1 2 3 l'effroi
1, 2, 3
nous irons au bois...
éprouver un terrible effroi
et compter sur le bout des doigts
d'une main dépourvue de bras !
Résonnez chaînes, sonnez crécelles, grincez molaires ! Voici un album qu'on ne feuillette pas, un album qu'on ne lit pas, qu'on n'admire pas. Non, voici un album dans lequel on se vautre avec délectation ! À peine remis de l'ABC de la trouille, il nous faut affronter aujourd'hui la noirceur jubilatoire d'123 l'effroi. Ah, les visions ricanantes de monsieur Albert Lemant et leur terrifiante précision, l'affreuse vitalité du trait ! Car c'est bien là le paradoxe de ce livre : ces images pour le moins... mortelles débordent de vie ! Les nombres éructent, grincent, gueulent, se marrent et tout cela est terriblement communicatif.
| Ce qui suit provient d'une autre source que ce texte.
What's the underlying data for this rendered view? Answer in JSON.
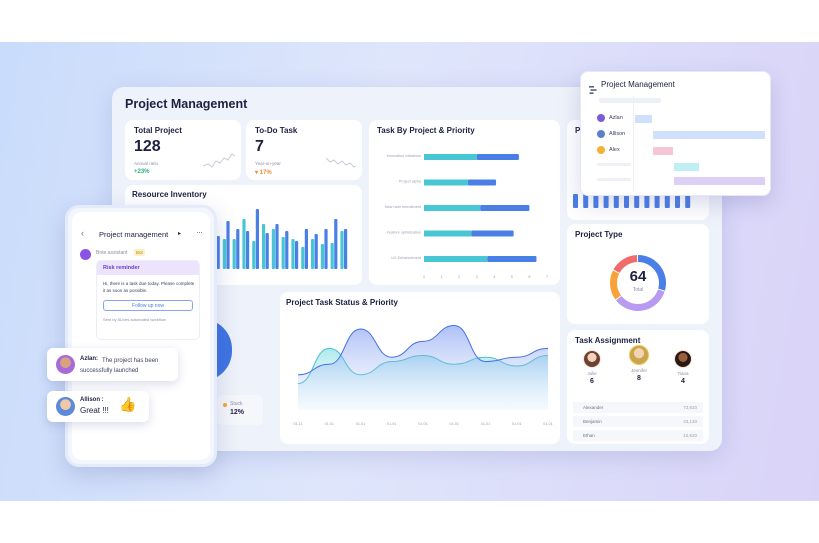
{
  "dashboard": {
    "title": "Project Management",
    "total_project": {
      "label": "Total Project",
      "value": "128",
      "sub": "Annual ratio",
      "change": "+23%"
    },
    "todo_task": {
      "label": "To-Do Task",
      "value": "7",
      "sub": "Year-on-year",
      "change": "▾ 17%"
    },
    "resource_inventory": {
      "label": "Resource Inventory"
    },
    "task_by_project": {
      "label": "Task By Project & Priority"
    },
    "partial_card": {
      "label": "P"
    },
    "project_type": {
      "label": "Project Type",
      "center_value": "64",
      "center_sub": "Total"
    },
    "task_status": {
      "label": "Project Task Status & Priority"
    },
    "task_assignment": {
      "label": "Task Assignment",
      "people": [
        {
          "name": "Julie",
          "count": "6"
        },
        {
          "name": "Jennifer",
          "count": "8"
        },
        {
          "name": "Tiana",
          "count": "4"
        }
      ],
      "rows": [
        {
          "name": "Alexander",
          "value": "73,810"
        },
        {
          "name": "Benjamin",
          "value": "23,130"
        },
        {
          "name": "Ethan",
          "value": "10,620"
        }
      ]
    },
    "stuck": {
      "label": "Stuck",
      "value": "12%"
    }
  },
  "colors": {
    "teal": "#49c6d3",
    "blue": "#4a7fe6",
    "purple": "#b99af0",
    "orange": "#f7a33a",
    "red": "#f06b6b"
  },
  "popup": {
    "title": "Project Management",
    "people": [
      "Azlan",
      "Allison",
      "Alex"
    ]
  },
  "phone": {
    "title": "Project management",
    "bot_name": "Bote assistant",
    "bot_badge": "Bot",
    "risk_title": "Risk reminder",
    "risk_text": "Hi, there is a task due today. Please complete it as soon as possible.",
    "follow_button": "Follow up now",
    "sent_by": "Sent by 8Lives automated workflow"
  },
  "messages": [
    {
      "name": "Azlan:",
      "text": "The project has been successfully launched"
    },
    {
      "name": "Allison :",
      "text": "Great !!!"
    }
  ],
  "chart_data": [
    {
      "type": "bar",
      "title": "Task By Project & Priority",
      "categories": [
        "Innovation Initiatives",
        "Project alpha",
        "New user recruitment",
        "Feature optimization",
        "UX Enhancement"
      ],
      "series": [
        {
          "values": [
            3,
            2.5,
            3.2,
            2.7,
            3.6
          ]
        },
        {
          "values": [
            2.4,
            1.6,
            2.8,
            2.4,
            2.8
          ]
        }
      ],
      "xlim": [
        0,
        7
      ]
    },
    {
      "type": "pie",
      "title": "Project Type",
      "categories": [
        "Blue",
        "Purple",
        "Orange",
        "Red"
      ],
      "values": [
        30,
        35,
        18,
        17
      ]
    },
    {
      "type": "area",
      "title": "Project Task Status & Priority",
      "x": [
        "01.11",
        "01.01",
        "01.01",
        "01.01",
        "01.01",
        "01.01",
        "01.01",
        "01.01",
        "01.01"
      ],
      "series": [
        {
          "values": [
            40,
            52,
            92,
            60,
            78,
            96,
            55,
            60,
            70
          ]
        },
        {
          "values": [
            30,
            70,
            40,
            55,
            62,
            52,
            60,
            50,
            62
          ]
        }
      ]
    },
    {
      "type": "bar",
      "title": "Resource Inventory",
      "series": [
        {
          "values": [
            42,
            30,
            30,
            50,
            28,
            45,
            40,
            32,
            30,
            22,
            30,
            25,
            26,
            38
          ]
        },
        {
          "values": [
            33,
            48,
            40,
            38,
            60,
            36,
            45,
            38,
            28,
            40,
            35,
            40,
            50,
            40
          ]
        }
      ]
    }
  ]
}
123 l'effroi est une danse macabre comme on n'en a pas guinchée depuis longtemps, un bestiaire nocturne où valsent rats, chouettes, tarentules et chats noirs, et qui finit pourtant par être rattrapé par l'Histoire. Et le rire se fige lorsqu'en tournant la page, on finit par croiser un casque à pointe, des barbelés.
Quatorze casques à pointes,
bientôt dix-huit, se pointèrent
Tranchant dans les tranchées,
arrachant les artères.
Comme vous le voyez, le texte n'est pas en reste. Il lui fallait être sacrément gaillard pour tenir tête au charivari gravé alentour. Mais c'est sans compter avec l'habileté d'Albert Lemant à jouer des sonorités, à se jouer du sens, jusqu'au jeu de mot final qui vous laisse refermer l'album sur un éclat de rire.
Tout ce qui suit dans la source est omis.